Rio de Janeiro, 15 de Agosto de 2026

Banco Mundial quer combate à violência como parte de ajuda externa

Segunda, 11 de Abril de 2011 às 07:36, por: CdB

Relatório do órgão sugere mudanças sobre concessão de auxílio; níveis de pobreza são 20% mais altos em países atingidos por conflitos, onde vivem 1,5 bilhão de pessoas.

Campo de deslocados na Líbia

Um relatório do Banco Mundial sugere uma mudança radical na concessão de ajuda a países em conflito.

Segundo o estudo "Relatório sobre o Desenvolvimento Mundial de 2011", divulgado nesta segunda-feira, em Washington, cerca de 1,5 bilhão de pessoas vivem em constante violência política e criminosa.

Criação de Empregos

Para o órgão, a ajuda externa deve focar no fortalecimento de políticas públicas e da justiça, no combate à violência e criação de empregos, mais ainda que em educação e saúde.

O relatório cita o papel da comunidade internacional na resolução de conflitos passados como o de Moçambique, do Timor-Leste e da Irlanda do Norte.

O presidente do Banco Mundial, Robert Zoellick, disse que para "quebrar o ciclo de violência e suas consequências, os países precisam criar instituições mais legítimas para gerar segurança aos cidadãos, justiça e empregos."

Fora da Escola

Zoellick lembrou ainda que crianças que vivem em países frágeis têm o dobro de chance de serem subnutridas e o triplo de propensão a estarem fora da escola.

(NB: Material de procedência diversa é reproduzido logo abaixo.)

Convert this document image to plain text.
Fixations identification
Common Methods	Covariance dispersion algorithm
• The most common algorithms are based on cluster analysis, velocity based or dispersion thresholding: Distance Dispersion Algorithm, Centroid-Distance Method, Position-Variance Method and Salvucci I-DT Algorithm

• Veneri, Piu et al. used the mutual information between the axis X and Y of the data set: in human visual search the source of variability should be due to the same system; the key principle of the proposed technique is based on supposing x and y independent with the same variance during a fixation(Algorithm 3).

De acordo com os autores do estudo, um dos maiores problemas vistos em várias partes do mundo é o retorno aos conflitos. Cerca de 90% das guerras civis recentes ocorrem em países que passaram por uma guerra civil há 30 anos.

Os índices de pobreza são cerca de 20% mais altos em países atingidos por conflitos.

Desemprego

As consequências para gerações inteiras que crescem em meio à violência são citadas na pesquisa, que aborda também a violência urbana e de gangues. Como exemplo, o Banco Mundial menciona o caso da Guatemala, na América Central, onde o crime organizado está matando em média mais pessoas que a guerra civil da década de 80.

O relatório do Banco Mundial afirma que numa pesquisa com cidadãos dos países em conflito, o desemprego era o fator mais importante para que os jovens fossem recrutados por movimento rebeldes e por gangues criminosas.

*Apresentação: Leda Letra, da Rádio ONU em Nova York.